The strategy I think I use most frequently is probably virtue ethics, by looking at my personal habits of character.  Most of my morals come from what I was taught by my parents and from my beliefs based on my Christian faith.  Because of this, I like the idea of the golden mean, living life in balance.  I agree that too much or too little of any virtue can be a bad thing, but try to abide to the virtues in the examples in the reading.  The Christian virtues of faith, hope, and love, which we’re told partially came from the Greek virtues of wisdom, temperance, courage, and justice, are what I build my life and actions around.  My default, automatic response to decision-making seems to come from who I want to be as a person and what my personal virtues are, what standards I hold myself to.

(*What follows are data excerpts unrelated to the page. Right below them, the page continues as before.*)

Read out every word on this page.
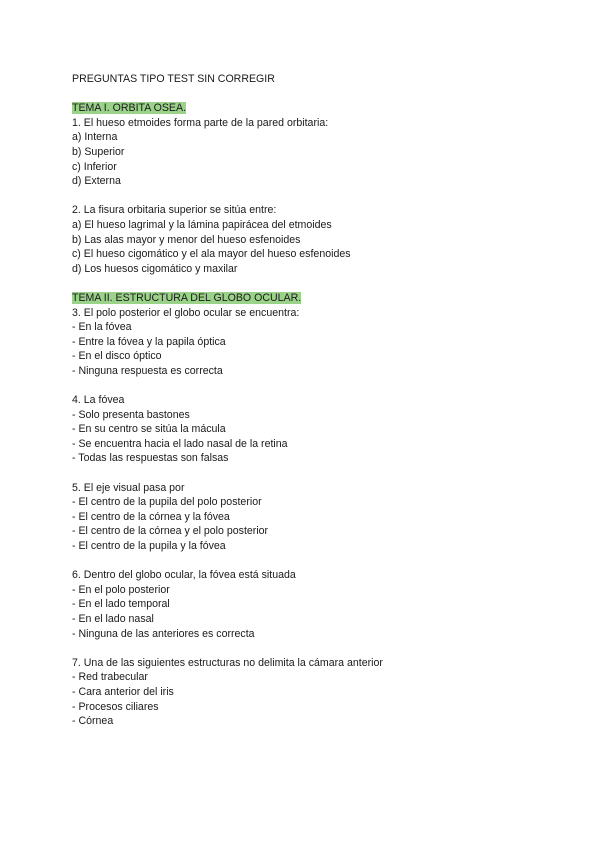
PREGUNTAS TIPO TEST SIN CORREGIR
TEMA I. ORBITA OSEA.
1. El hueso etmoides forma parte de la pared orbitaria:
a) Interna
b) Superior
c) Inferior
d) Externa
2. La fisura orbitaria superior se sitúa entre:
a) El hueso lagrimal y la lámina papirácea del etmoides
b) Las alas mayor y menor del hueso esfenoides
c) El hueso cigomático y el ala mayor del hueso esfenoides
d) Los huesos cigomático y maxilar
TEMA II. ESTRUCTURA DEL GLOBO OCULAR.
3. El polo posterior el globo ocular se encuentra:
- En la fóvea
- Entre la fóvea y la papila óptica
- En el disco óptico
- Ninguna respuesta es correcta
4. La fóvea
- Solo presenta bastones
- En su centro se sitúa la mácula
- Se encuentra hacia el lado nasal de la retina
- Todas las respuestas son falsas
5. El eje visual pasa por
- El centro de la pupila del polo posterior
- El centro de la córnea y la fóvea
- El centro de la córnea y el polo posterior
- El centro de la pupila y la fóvea
6. Dentro del globo ocular, la fóvea está situada
- En el polo posterior
- En el lado temporal
- En el lado nasal
- Ninguna de las anteriores es correcta
7. Una de las siguientes estructuras no delimita la cámara anterior
- Red trabecular
- Cara anterior del iris
- Procesos ciliares
- Córnea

Finally, duty-based ethics would be the classic category I relate to the least.  Although I tend to follow rules and laws pretty strictly, I don’t think that authorities are necessarily always right, especially if they condone something that conflicts with my values.  The first thing that this category made me think of was the character Javer from Les Mis.  His death was caused by the confliction he felt after the realization that the rules he’d spent his life enforcing didn’t match up with what he believed was right.  I particularly agree with deontology.  The idea that I shouldn’t analyze the reasons behind what is right and wrong, because it has already been deemed as such, makes me feel like a mindless citizen who is made to follow rules, not think for themselves.  I do, however, like John Locke’s Rights Theory.  Like in the example, I believe no one should be able to harm another person’s right to life, freedom, etc.


All in all, each category has points that I agree and disagree with, and I definitely use overlapping versions of each to make my own decisions.  However, consequentialist ethics seems to make the most logical sense, while I believe I base my own choices on virtue ethics.

1 comment:

  1. I look forward to reading your next few blogs to see how you blend your consequentialist ethics with virtue ethics.